If you are a mother, remember that feeling guilt is not from the Spirit. Allow your kids to talk about how great you are; as they get older, you may not hear it as much. Don't we brag on our kids? So, let them brag on you once in awhile. You are the perfect mother for them. You have been given each of your children for a reason - you are not their mother just by happenstance. Some hours in a day we are great moms and other hours in the day we may be terrible moms. Think of the other women who will have to wait to have children in the next estate. Thank God for your children.

JemezblueMay 7, 2018

I also used to cry and throw minor temper-tantrums on Mother's Day, because I am not married nor do I have children. I was raised in the church and I have lived the gospel principles all my life, but no one wanted to date me enough to get to know me in order to get married. However, on my angriest moment in church, my bishop told me that Mother's Day is the hardest Sunday of the year for them. It is hard to see good women get hurt over the day for multiple of reasons, mine only being one of them. Today, I enjoy my callings in church and in teaching the teenagers in Sunday School. AND I enjoy the freebies because my ward wants to thank me for my work and dedication to them and the church. It is a good idea to use Mother's Day to celebrate the goodness of God and our Heavenly Mother, instead.

Single SisterMay 7, 2018

I understand all that you are saying, but there are those of us that have never been married, never had children and now will never have children. Mother's Day is TORTURE for me at church because not only do I have to hear all about wonderful, eternal families but I also get pitied by the people around me and get talked down to "Well, you know, Heavenly Father will give you everything in the next life that you don't have here". Right, keep saying it year after year - it will make things SO MUCH better (not).

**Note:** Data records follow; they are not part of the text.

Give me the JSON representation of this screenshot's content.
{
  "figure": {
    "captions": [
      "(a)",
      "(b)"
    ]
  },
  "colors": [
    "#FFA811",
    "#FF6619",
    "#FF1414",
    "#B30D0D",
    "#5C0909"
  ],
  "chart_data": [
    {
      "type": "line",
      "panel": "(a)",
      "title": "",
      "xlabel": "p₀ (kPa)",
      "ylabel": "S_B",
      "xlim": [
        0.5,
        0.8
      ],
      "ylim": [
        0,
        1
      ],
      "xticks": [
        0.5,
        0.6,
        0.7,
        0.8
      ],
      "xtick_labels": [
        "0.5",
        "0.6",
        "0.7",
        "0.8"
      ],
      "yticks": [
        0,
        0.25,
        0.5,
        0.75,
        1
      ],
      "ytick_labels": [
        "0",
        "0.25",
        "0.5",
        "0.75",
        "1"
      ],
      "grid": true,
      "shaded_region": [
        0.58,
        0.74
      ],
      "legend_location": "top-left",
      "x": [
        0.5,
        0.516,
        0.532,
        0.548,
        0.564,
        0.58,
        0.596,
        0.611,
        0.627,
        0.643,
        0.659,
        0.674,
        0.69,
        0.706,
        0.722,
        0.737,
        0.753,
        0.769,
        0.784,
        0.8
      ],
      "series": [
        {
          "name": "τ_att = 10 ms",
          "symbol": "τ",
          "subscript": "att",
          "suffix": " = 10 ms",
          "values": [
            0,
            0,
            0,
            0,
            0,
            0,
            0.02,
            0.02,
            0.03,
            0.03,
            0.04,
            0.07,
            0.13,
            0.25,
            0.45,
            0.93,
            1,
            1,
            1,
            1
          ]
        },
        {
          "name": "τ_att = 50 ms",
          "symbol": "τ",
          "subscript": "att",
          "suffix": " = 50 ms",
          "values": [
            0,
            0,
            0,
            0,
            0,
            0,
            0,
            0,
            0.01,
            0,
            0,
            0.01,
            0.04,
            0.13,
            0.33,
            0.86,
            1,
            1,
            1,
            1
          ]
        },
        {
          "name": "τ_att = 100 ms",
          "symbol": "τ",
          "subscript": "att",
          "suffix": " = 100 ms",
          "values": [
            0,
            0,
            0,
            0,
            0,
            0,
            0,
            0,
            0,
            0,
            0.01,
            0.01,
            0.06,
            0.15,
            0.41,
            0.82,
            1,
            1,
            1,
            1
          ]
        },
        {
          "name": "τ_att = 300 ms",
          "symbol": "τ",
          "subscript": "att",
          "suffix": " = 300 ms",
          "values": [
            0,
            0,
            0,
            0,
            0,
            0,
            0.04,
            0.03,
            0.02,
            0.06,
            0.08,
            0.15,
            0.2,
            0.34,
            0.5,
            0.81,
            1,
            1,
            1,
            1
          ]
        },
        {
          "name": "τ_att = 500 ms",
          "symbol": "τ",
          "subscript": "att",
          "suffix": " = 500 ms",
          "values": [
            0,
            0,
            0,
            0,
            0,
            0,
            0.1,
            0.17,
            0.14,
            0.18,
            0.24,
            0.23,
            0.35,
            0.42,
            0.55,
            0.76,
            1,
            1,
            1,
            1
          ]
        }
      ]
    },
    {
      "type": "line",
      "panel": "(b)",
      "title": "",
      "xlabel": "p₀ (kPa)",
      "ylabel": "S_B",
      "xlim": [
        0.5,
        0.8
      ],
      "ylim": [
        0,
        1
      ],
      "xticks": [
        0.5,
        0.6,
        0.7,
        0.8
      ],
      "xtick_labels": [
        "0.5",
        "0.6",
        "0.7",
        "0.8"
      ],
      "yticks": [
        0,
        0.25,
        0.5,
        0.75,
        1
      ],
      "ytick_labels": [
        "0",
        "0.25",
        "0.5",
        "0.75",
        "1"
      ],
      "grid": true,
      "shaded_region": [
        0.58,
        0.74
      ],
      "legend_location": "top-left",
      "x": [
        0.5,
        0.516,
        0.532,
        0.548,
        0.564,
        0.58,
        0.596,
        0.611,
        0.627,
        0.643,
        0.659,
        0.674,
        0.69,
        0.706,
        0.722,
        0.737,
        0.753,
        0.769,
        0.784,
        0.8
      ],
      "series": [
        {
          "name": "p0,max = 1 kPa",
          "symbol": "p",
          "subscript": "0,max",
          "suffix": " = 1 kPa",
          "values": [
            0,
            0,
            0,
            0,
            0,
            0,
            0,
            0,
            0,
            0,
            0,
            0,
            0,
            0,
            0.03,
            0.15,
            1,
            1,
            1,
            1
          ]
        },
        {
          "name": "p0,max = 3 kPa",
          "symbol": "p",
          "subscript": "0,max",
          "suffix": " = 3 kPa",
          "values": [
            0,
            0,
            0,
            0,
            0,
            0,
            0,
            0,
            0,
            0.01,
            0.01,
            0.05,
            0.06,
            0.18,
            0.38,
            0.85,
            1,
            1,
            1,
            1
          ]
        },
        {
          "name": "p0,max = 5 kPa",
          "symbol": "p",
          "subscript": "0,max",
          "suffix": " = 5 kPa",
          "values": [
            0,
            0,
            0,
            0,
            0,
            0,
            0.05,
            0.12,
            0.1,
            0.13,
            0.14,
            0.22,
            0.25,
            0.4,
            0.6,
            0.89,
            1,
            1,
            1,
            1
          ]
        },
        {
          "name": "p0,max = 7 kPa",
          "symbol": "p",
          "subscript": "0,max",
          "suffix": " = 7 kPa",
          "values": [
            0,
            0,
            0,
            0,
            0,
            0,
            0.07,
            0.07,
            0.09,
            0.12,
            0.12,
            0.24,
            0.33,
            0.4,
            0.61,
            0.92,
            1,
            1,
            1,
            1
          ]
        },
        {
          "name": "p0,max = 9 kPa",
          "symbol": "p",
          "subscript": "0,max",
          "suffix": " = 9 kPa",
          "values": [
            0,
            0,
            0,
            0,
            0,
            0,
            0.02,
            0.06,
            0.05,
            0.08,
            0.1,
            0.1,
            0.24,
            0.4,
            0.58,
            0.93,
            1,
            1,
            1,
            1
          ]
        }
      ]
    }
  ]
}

So I decided to talk to Heavenly Father about it and we both agreed that for that - for my mental health if nothing else - I will skip Mother's Day services and enjoy my day, rather than crying all day. He understands.

Linda HardyMay 7, 2018

I used to cry on Mother's Day, because I didn't have any children. Then I finally had children. And they grew into teenagers and we're asked to give talks on Mother's Day. And Mother's Day became a different kind of suffering, because my kids told stories about all the goody things I did. You can't win.